Recent study shows that a video game boosts mental skills in older people
Video games made national headlines Wednesday, but not as a result of another argument between them and a possible link to real-life violence, surprisingly. Rather, doctors and professors were praising video games thanks in part to a preliminary study that’s suggesting that one video game may help older people boost their mental skills like multitasking.
In the study, published Wednesday by the journal “Nature,” healthy volunteers ages 60 to 85 showed a significant boost to their ability to retain information, stay focused for a period of time and multitask – all features that tend to decline with age according to Dr.

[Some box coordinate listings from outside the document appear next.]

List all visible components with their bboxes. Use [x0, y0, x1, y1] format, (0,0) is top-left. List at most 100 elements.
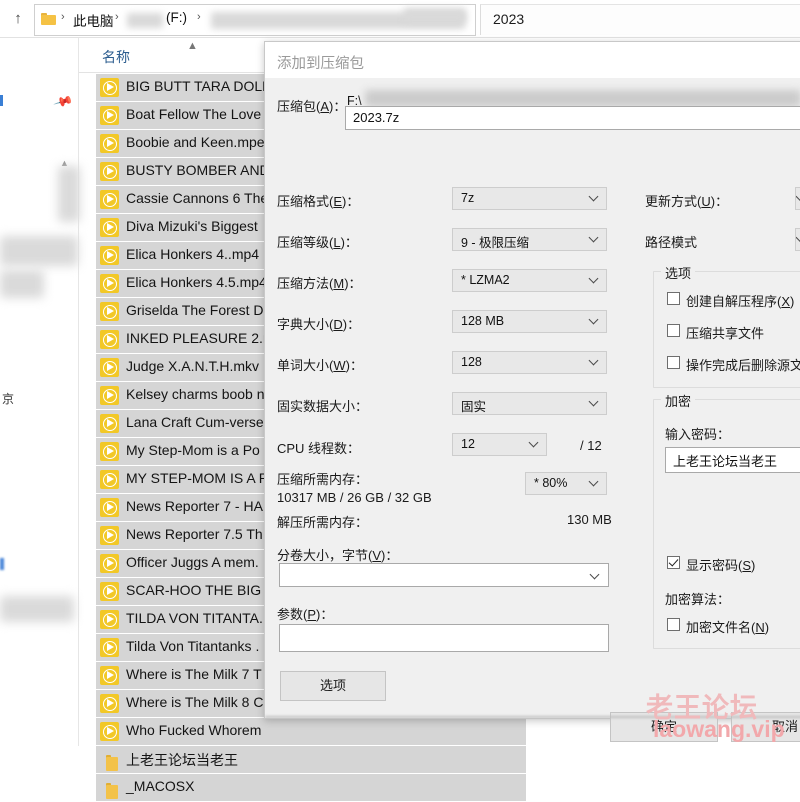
sort-ascending-icon: ▲	[187, 40, 198, 52]
file-name: INKED PLEASURE 2.m	[126, 330, 275, 346]
word-size-combo[interactable]: 128	[452, 351, 607, 374]
volume-size-combo-input[interactable]	[279, 563, 609, 587]
options-button[interactable]: 选项	[280, 671, 386, 701]
media-play-icon	[100, 638, 119, 657]
media-play-icon	[100, 106, 119, 125]
media-play-icon	[100, 218, 119, 237]
memory-compress-label: 压缩所需内存：	[277, 472, 369, 487]
file-name: Diva Mizuki's Biggest	[126, 218, 258, 234]
file-name: MY STEP-MOM IS A P	[126, 470, 269, 486]
list-item[interactable]: _MACOSX	[96, 774, 526, 802]
file-name: Cassie Cannons 6 The	[126, 190, 269, 206]
media-play-icon	[100, 470, 119, 489]
option-checkbox-2[interactable]	[667, 356, 680, 369]
dictionary-combo[interactable]: 128 MB	[452, 310, 607, 333]
folder-icon	[100, 750, 119, 771]
file-name: Elica Honkers 4.5.mp4	[126, 274, 267, 290]
folder-icon	[41, 13, 56, 25]
archive-name-input[interactable]: 2023.7z	[345, 106, 800, 130]
cpu-threads-label: CPU 线程数：	[277, 441, 361, 456]
cpu-threads-combo[interactable]: 12	[452, 433, 547, 456]
media-play-icon	[100, 610, 119, 629]
memory-decompress-value: 130 MB	[567, 512, 612, 527]
media-play-icon	[100, 442, 119, 461]
tab-label: 2023	[493, 11, 525, 27]
file-name: Lana Craft Cum-verse	[126, 414, 264, 430]
dialog-title: 添加到压缩包	[277, 56, 364, 72]
chevron-down-icon	[530, 438, 539, 447]
nav-label-partial[interactable]: 京	[2, 390, 14, 407]
chevron-down-icon	[590, 274, 599, 283]
column-header-name[interactable]: 名称	[102, 47, 130, 67]
memory-compress-value: 10317 MB / 26 GB / 32 GB	[277, 490, 432, 505]
media-play-icon	[100, 246, 119, 265]
level-combo[interactable]: 9 - 极限压缩	[452, 228, 607, 251]
option-checkbox-0[interactable]	[667, 292, 680, 305]
list-item[interactable]: 上老王论坛当老王	[96, 746, 526, 774]
file-name: Where is The Milk 7 T	[126, 666, 262, 682]
solid-block-combo[interactable]: 固实	[452, 392, 607, 415]
file-name: News Reporter 7.5 Th	[126, 526, 263, 542]
address-redacted-extra	[404, 8, 466, 23]
media-play-icon	[100, 134, 119, 153]
encrypt-filenames-checkbox[interactable]	[667, 618, 680, 631]
dialog-titlebar: 添加到压缩包	[265, 42, 800, 78]
file-name: Where is The Milk 8 C	[126, 694, 264, 710]
breadcrumb-this-pc[interactable]: 此电脑	[73, 10, 114, 30]
up-arrow-icon[interactable]: ↑	[8, 9, 28, 29]
method-combo[interactable]: * LZMA2	[452, 269, 607, 292]
archive-path-redacted	[365, 90, 800, 107]
show-password-checkbox[interactable]	[667, 556, 680, 569]
option-label-2: 操作完成后删除源文件	[686, 358, 800, 373]
password-label: 输入密码：	[665, 427, 731, 442]
option-checkbox-1[interactable]	[667, 324, 680, 337]
parameters-input[interactable]	[279, 624, 609, 652]
file-name: SCAR-HOO THE BIG ..	[126, 582, 273, 598]
media-play-icon	[100, 162, 119, 181]
pin-icon[interactable]: 📌	[52, 91, 74, 113]
tab-2023[interactable]: 2023	[480, 4, 800, 35]
add-to-archive-dialog: 添加到压缩包 压缩包(A)： F:\ ▼ 2023.7z 压缩格式(E)： 7z…	[264, 41, 800, 742]
nav-accent-marker-2	[0, 558, 4, 570]
file-name: Kelsey charms boob n	[126, 386, 265, 402]
format-combo[interactable]: 7z	[452, 187, 607, 210]
chevron-down-icon	[590, 477, 599, 486]
list-item[interactable]: Who Fucked Whorem	[96, 718, 526, 746]
encryption-algorithm-label: 加密算法：	[665, 592, 731, 607]
breadcrumb-drive[interactable]: (F:)	[166, 10, 187, 25]
file-name: My Step-Mom is a Po	[126, 442, 260, 458]
file-name: Officer Juggs A mem.	[126, 554, 259, 570]
file-name: Boobie and Keen.mpe	[126, 134, 265, 150]
parameters-label: 参数(P)：	[277, 607, 334, 622]
method-label: 压缩方法(M)：	[277, 276, 362, 291]
path-mode-combo[interactable]	[795, 228, 800, 251]
chevron-down-icon	[590, 315, 599, 324]
file-name: Boat Fellow The Love	[126, 106, 262, 122]
media-play-icon	[100, 498, 119, 517]
file-name: Tilda Von Titantanks .	[126, 638, 260, 654]
media-play-icon	[100, 526, 119, 545]
breadcrumb-redacted-name	[127, 13, 163, 28]
password-input[interactable]: 上老王论坛当老王	[665, 447, 800, 473]
level-label: 压缩等级(L)：	[277, 235, 358, 250]
file-name: Griselda The Forest D	[126, 302, 264, 318]
show-password-label: 显示密码(S)	[686, 558, 756, 573]
media-play-icon	[100, 78, 119, 97]
breadcrumb-separator-2: ›	[115, 11, 119, 23]
option-label-0: 创建自解压程序(X)	[686, 294, 795, 309]
file-name: Elica Honkers 4..mp4	[126, 246, 260, 262]
update-mode-label: 更新方式(U)：	[645, 194, 729, 209]
update-mode-combo[interactable]	[795, 187, 800, 210]
memory-decompress-label: 解压所需内存：	[277, 515, 369, 530]
nav-redacted-3	[0, 270, 44, 298]
memory-percent-combo[interactable]: * 80%	[525, 472, 607, 495]
encrypt-filenames-label: 加密文件名(N)	[686, 620, 770, 635]
chevron-down-icon	[590, 356, 599, 365]
nav-redacted-4	[0, 596, 74, 622]
file-name: TILDA VON TITANTA.	[126, 610, 263, 626]
file-name: Judge X.A.N.T.H.mkv	[126, 358, 260, 374]
option-label-1: 压缩共享文件	[686, 326, 765, 341]
options-group-title: 选项	[661, 263, 696, 282]
folder-icon	[100, 778, 119, 799]
media-play-icon	[100, 414, 119, 433]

Adam Gazzaley of the University of California.
Gazzaley and his colleagues used a three-dimensional game called “NeuroRacer” as the test game for the study. Test subjects were handed a joystick and were given instruction to follow various signs that pop up on-screen as they guide the vehicle in the simulation, pressing a button only when specific signs told them to do so. Gazzaley’s team measured the response (time and accuracy) of the subjects to see if there was any noticeable improvement over time.
"I looked forward to doing it," volunteer Ann Linsley, 65, said. And when the test was over and she had to return the game she shamelessly added, "I kind of missed it."

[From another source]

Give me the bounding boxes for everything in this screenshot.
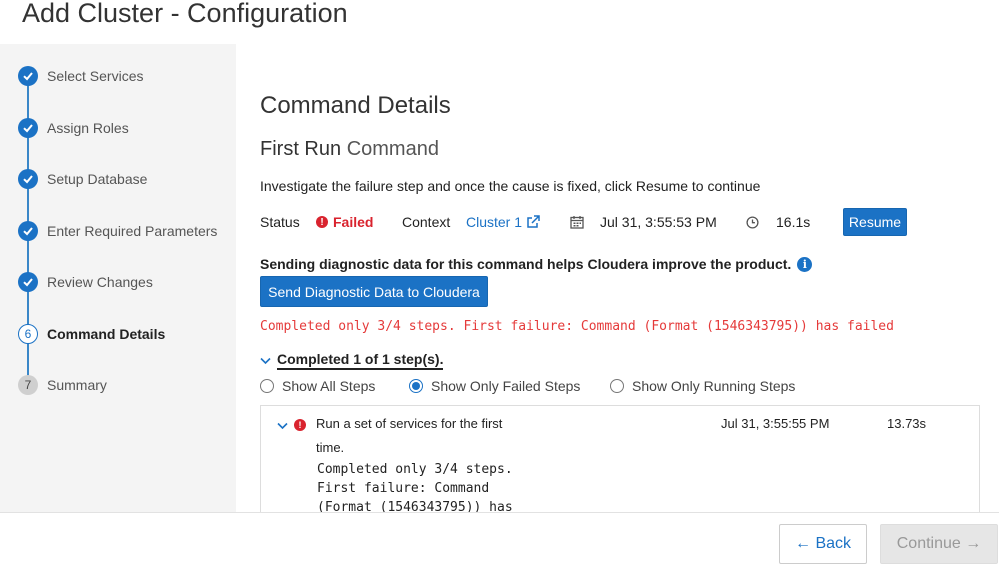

The outcome was noteworthy for sure, as 14 out of the 16 subjects that played the game for a total of 12 hours a month scored better than a group of 20-year-olds who played the game for the first time. A follow-up study with these same 14 subjects showed that the improvements were still apparent six months after the initial test.
Despite Gazzaley’s concern over the number of participants in the, he believes that this is only the beginning to helping older people retain their mental skills. And if it sheds a positive light on video games, who can be against that?